Lors d'une conférence de presse tenue le 20 août 2026, l'ancien président américain Donald Trump a affirmé que la Corée du Nord possède précisément 57 armes nucléaires. Cette déclaration, rapportée par Le Monde, marque une rupture avec les estimations habituellement vagues des services de renseignement américains.
Une affirmation précise et inédite
Donald Trump a déclaré : « La Corée du Nord possède précisément 57 armes nucléaires. » Il n'a pas précisé la source de cette information, ni fourni de détails sur la manière dont ce chiffre a été obtenu. Les experts en désarmement et les agences de renseignement américaines évitent généralement de donner des chiffres aussi précis, préférant des fourchettes larges en raison de l'incertitude sur les capacités réelles de Pyongyang.
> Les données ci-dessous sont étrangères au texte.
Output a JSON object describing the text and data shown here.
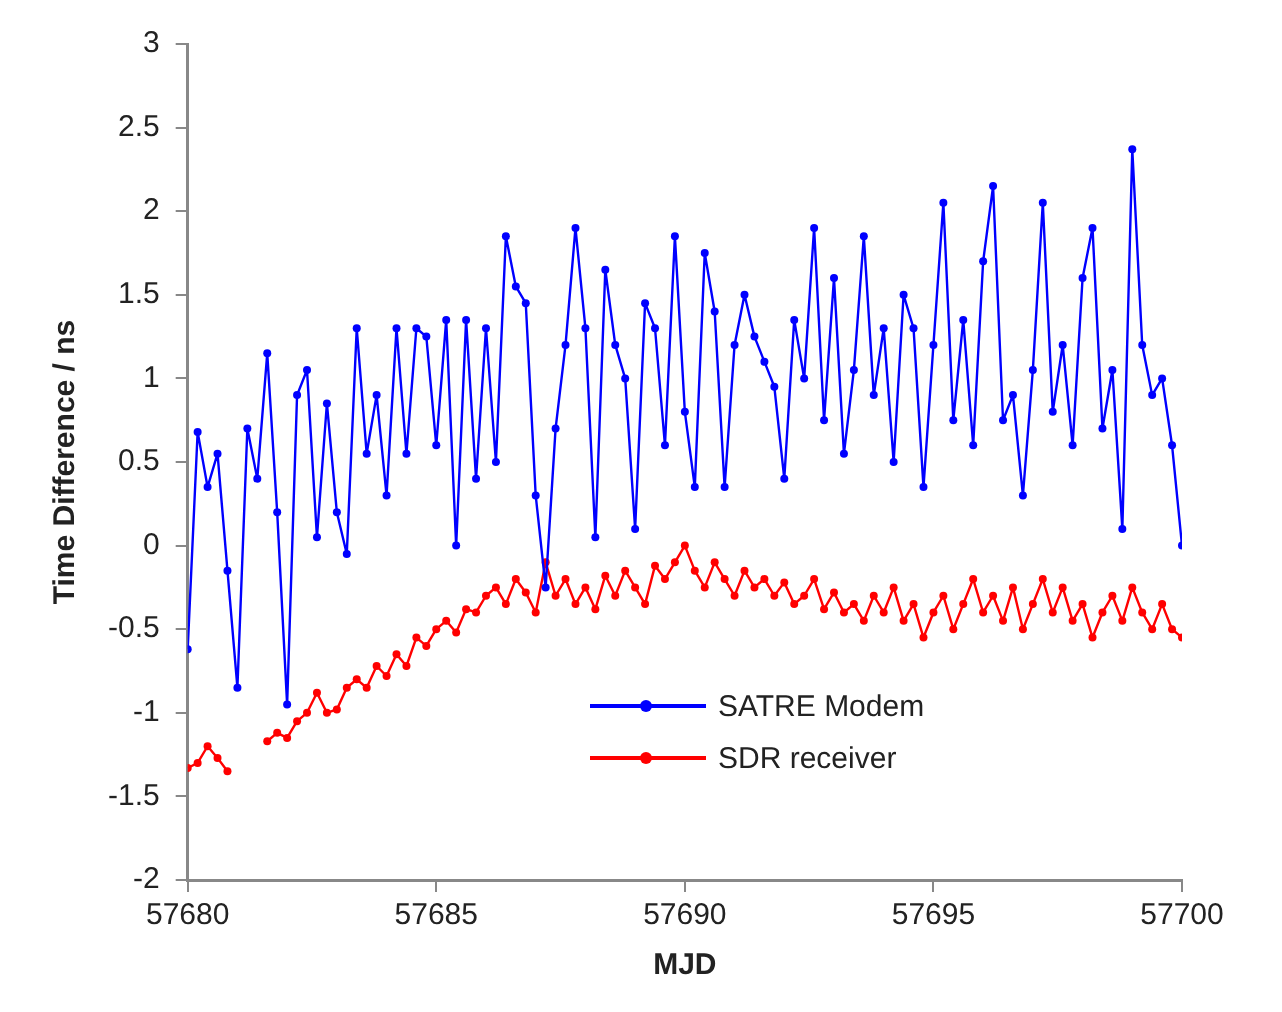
{
  "chart_data": {
    "type": "line",
    "xlabel": "MJD",
    "ylabel": "Time Difference / ns",
    "xlim": [
      57680,
      57700
    ],
    "xticks": [
      57680,
      57685,
      57690,
      57695,
      57700
    ],
    "ylim": [
      -2,
      3
    ],
    "yticks": [
      -2,
      -1.5,
      -1,
      -0.5,
      0,
      0.5,
      1,
      1.5,
      2,
      2.5,
      3
    ],
    "grid": false,
    "legend": "bottom",
    "marker": "circle",
    "line_style": "solid",
    "x": [
      57680.0,
      57680.2,
      57680.4,
      57680.6,
      57680.8,
      57681.0,
      57681.2,
      57681.4,
      57681.6,
      57681.8,
      57682.0,
      57682.2,
      57682.4,
      57682.6,
      57682.8,
      57683.0,
      57683.2,
      57683.4,
      57683.6,
      57683.8,
      57684.0,
      57684.2,
      57684.4,
      57684.6,
      57684.8,
      57685.0,
      57685.2,
      57685.4,
      57685.6,
      57685.8,
      57686.0,
      57686.2,
      57686.4,
      57686.6,
      57686.8,
      57687.0,
      57687.2,
      57687.4,
      57687.6,
      57687.8,
      57688.0,
      57688.2,
      57688.4,
      57688.6,
      57688.8,
      57689.0,
      57689.2,
      57689.4,
      57689.6,
      57689.8,
      57690.0,
      57690.2,
      57690.4,
      57690.6,
      57690.8,
      57691.0,
      57691.2,
      57691.4,
      57691.6,
      57691.8,
      57692.0,
      57692.2,
      57692.4,
      57692.6,
      57692.8,
      57693.0,
      57693.2,
      57693.4,
      57693.6,
      57693.8,
      57694.0,
      57694.2,
      57694.4,
      57694.6,
      57694.8,
      57695.0,
      57695.2,
      57695.4,
      57695.6,
      57695.8,
      57696.0,
      57696.2,
      57696.4,
      57696.6,
      57696.8,
      57697.0,
      57697.2,
      57697.4,
      57697.6,
      57697.8,
      57698.0,
      57698.2,
      57698.4,
      57698.6,
      57698.8,
      57699.0,
      57699.2,
      57699.4,
      57699.6,
      57699.8,
      57700.0
    ],
    "series": [
      {
        "name": "SATRE Modem",
        "color": "#0000ff",
        "values": [
          -0.62,
          0.68,
          0.35,
          0.55,
          -0.15,
          -0.85,
          0.7,
          0.4,
          1.15,
          0.2,
          -0.95,
          0.9,
          1.05,
          0.05,
          0.85,
          0.2,
          -0.05,
          1.3,
          0.55,
          0.9,
          0.3,
          1.3,
          0.55,
          1.3,
          1.25,
          0.6,
          1.35,
          0.0,
          1.35,
          0.4,
          1.3,
          0.5,
          1.85,
          1.55,
          1.45,
          0.3,
          -0.25,
          0.7,
          1.2,
          1.9,
          1.3,
          0.05,
          1.65,
          1.2,
          1.0,
          0.1,
          1.45,
          1.3,
          0.6,
          1.85,
          0.8,
          0.35,
          1.75,
          1.4,
          0.35,
          1.2,
          1.5,
          1.25,
          1.1,
          0.95,
          0.4,
          1.35,
          1.0,
          1.9,
          0.75,
          1.6,
          0.55,
          1.05,
          1.85,
          0.9,
          1.3,
          0.5,
          1.5,
          1.3,
          0.35,
          1.2,
          2.05,
          0.75,
          1.35,
          0.6,
          1.7,
          2.15,
          0.75,
          0.9,
          0.3,
          1.05,
          2.05,
          0.8,
          1.2,
          0.6,
          1.6,
          1.9,
          0.7,
          1.05,
          0.1,
          2.37,
          1.2,
          0.9,
          1.0,
          0.6,
          0.0
        ]
      },
      {
        "name": "SDR receiver",
        "color": "#ff0000",
        "values": [
          -1.33,
          -1.3,
          -1.2,
          -1.27,
          -1.35,
          null,
          null,
          null,
          -1.17,
          -1.12,
          -1.15,
          -1.05,
          -1.0,
          -0.88,
          -1.0,
          -0.98,
          -0.85,
          -0.8,
          -0.85,
          -0.72,
          -0.78,
          -0.65,
          -0.72,
          -0.55,
          -0.6,
          -0.5,
          -0.45,
          -0.52,
          -0.38,
          -0.4,
          -0.3,
          -0.25,
          -0.35,
          -0.2,
          -0.28,
          -0.4,
          -0.1,
          -0.3,
          -0.2,
          -0.35,
          -0.25,
          -0.38,
          -0.18,
          -0.3,
          -0.15,
          -0.25,
          -0.35,
          -0.12,
          -0.2,
          -0.1,
          0.0,
          -0.15,
          -0.25,
          -0.1,
          -0.2,
          -0.3,
          -0.15,
          -0.25,
          -0.2,
          -0.3,
          -0.22,
          -0.35,
          -0.3,
          -0.2,
          -0.38,
          -0.28,
          -0.4,
          -0.35,
          -0.45,
          -0.3,
          -0.4,
          -0.25,
          -0.45,
          -0.35,
          -0.55,
          -0.4,
          -0.3,
          -0.5,
          -0.35,
          -0.2,
          -0.4,
          -0.3,
          -0.45,
          -0.25,
          -0.5,
          -0.35,
          -0.2,
          -0.4,
          -0.25,
          -0.45,
          -0.35,
          -0.55,
          -0.4,
          -0.3,
          -0.45,
          -0.25,
          -0.4,
          -0.5,
          -0.35,
          -0.5,
          -0.55
        ]
      }
    ]
  }
}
Selon des estimations récentes de l'Agence internationale de l'énergie atomique (AIEA) et du département d'État américain, la Corée du Nord disposerait entre 40 et 60 ogives nucléaires, un écart qui reflète les difficultés à évaluer les stocks clandestins. Le chiffre avancé par Trump se situe dans la partie haute de cette fourchette, ce qui pourrait indiquer soit une source d'information nouvelle, soit une simplification de données complexes.
Réactions et implications
Cette déclaration a suscité des réactions contrastées. Des responsables du renseignement américain, cités sous couvert d'anonymat par Le Monde, ont exprimé leur surprise, notant que « jamais un président en exercice ou ancien président n'a donné un chiffre aussi précis sur l'arsenal nucléaire nord-coréen ». Ils ont souligné que les évaluations officielles restent confidentielles et sujettes à révision.
L'ancien secrétaire à la Défense, James Mattis, a commenté : « Il est dangereux de donner des chiffres précis sans contexte. Cela peut créer une fausse impression de certitude. » De son côté, un porte-parole de la mission nord-coréenne auprès des Nations unies n'a pas confirmé ni infirmé le chiffre, se contentant de rappeler que « la Corée du Nord a le droit de se défendre ».
Un contexte de tensions diplomatiques
Cette déclaration intervient alors que les négociations sur le désarmement nucléaire de la péninsule coréenne sont au point mort depuis 2019. Donald Trump, qui a rencontré à trois reprises le dirigeant nord-coréen Kim Jong-un lors de son mandat, a souvent vanté sa relation personnelle avec ce dernier. Il a affirmé que « personne d'autre que moi ne peut résoudre ce problème ».
Les experts estiment que la précision du chiffre de 57 pourrait être utilisée par Trump pour justifier une approche plus agressive ou, au contraire, pour revendiquer un succès diplomatique futur. L'impact sur les marchés financiers et les alliés régionaux, comme la Corée du Sud et le Japon, reste à mesurer. Selon des analystes cités par Le Monde, cette déclaration pourrait compliquer les efforts de l'administration Biden pour maintenir une pression unifiée sur Pyongyang.